The single light bulb creates an aura of hidden absurdity — these concepts of time are right under people’s noses but often fail to be acknowledged. The bulb sheds a licht on the objects to foster awareness and discomfort of slowly fading relevance simultaneously.
Crystal Ball Cavern
Crystal Ball Cavern
Calcified Room
A domestic space furnished in mid-century style but created to appear strangely petrified.
This installation, calcified room, is showcased in the Moco museum for the first time, This piece is the evocative of a cave interior scaled with minerals, or the city of Pompeii, eternally preserved in ash.
Hiding Figure
A Hiding Figure is a sculpture that consists of a human figure that appears to be behind a curtain.
The folds in the fabric have hardened in place, resembling the wet drapery technique on an ancient Greek statuary, an effort to capture in stone the diaphanousness of fabric. Arsham’s model is Man Ray’s The Enigma of Isidore Ducasse (1920), swapping out the famous sewing machine for people or cartoon animals.
Calcified Room
Hiding Figure
Falling Clock
A clock hanging in the illusion of drapery on the smooth surface. With this piece Arsham experiments with the timelessness of symbols and gestures across cultures, like a clock.
Corner Knot
This ‘elastic’ wall installation makes the museum walls come to life and therefore makes us question our assumptions of what constitutes solid forms. Solid forms become malleable and a surreality takes over from the ordinary. Arsham challenges the way we see architecture and with his creative works warps the norms of how architecture is meant to act. This work asks us to think about the properties of materials and structures.

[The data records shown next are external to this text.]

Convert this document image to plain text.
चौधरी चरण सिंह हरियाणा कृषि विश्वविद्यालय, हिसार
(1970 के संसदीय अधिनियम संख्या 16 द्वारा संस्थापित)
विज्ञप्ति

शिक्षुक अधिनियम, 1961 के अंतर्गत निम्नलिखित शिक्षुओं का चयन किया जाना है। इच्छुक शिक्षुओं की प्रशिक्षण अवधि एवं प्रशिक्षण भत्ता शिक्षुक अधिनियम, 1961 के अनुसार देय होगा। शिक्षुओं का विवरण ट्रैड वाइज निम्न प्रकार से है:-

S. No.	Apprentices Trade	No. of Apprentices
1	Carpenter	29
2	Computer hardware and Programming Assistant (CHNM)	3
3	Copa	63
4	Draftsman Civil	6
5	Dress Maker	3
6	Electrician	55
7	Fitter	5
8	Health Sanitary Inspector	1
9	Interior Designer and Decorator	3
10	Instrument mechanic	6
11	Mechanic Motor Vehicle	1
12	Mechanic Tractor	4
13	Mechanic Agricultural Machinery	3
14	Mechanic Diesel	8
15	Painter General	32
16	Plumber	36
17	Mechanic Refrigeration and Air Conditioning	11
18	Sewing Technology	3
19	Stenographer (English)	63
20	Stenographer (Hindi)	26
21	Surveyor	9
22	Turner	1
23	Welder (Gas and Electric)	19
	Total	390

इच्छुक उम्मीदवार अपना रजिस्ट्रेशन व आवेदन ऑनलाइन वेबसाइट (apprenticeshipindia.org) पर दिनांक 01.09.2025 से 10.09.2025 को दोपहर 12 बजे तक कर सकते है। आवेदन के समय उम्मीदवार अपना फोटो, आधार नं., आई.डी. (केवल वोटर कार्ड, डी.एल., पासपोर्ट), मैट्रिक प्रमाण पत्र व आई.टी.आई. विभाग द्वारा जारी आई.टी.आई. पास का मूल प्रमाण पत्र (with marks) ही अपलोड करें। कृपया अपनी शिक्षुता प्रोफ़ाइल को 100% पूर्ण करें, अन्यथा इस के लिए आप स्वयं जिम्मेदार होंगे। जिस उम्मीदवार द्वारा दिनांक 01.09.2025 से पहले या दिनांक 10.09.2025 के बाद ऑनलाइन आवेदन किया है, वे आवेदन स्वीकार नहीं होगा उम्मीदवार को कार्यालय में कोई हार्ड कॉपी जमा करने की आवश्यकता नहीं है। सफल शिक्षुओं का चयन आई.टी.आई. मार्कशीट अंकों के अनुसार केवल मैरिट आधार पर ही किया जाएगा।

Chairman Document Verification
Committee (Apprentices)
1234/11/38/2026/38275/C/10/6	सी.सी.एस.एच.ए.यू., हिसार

Daniel Arsham on his work Corner Knot: “We understand that a wall has certain basic qualities. We know what it feels like, we know that it’s meant to support the roof above us, and we know that it’s hard. And by disrupting those qualities while still maintaining the physical attributes of the surface, the work appears as if it has been made out of the same material and thus the possibility of its form has been manipulated.”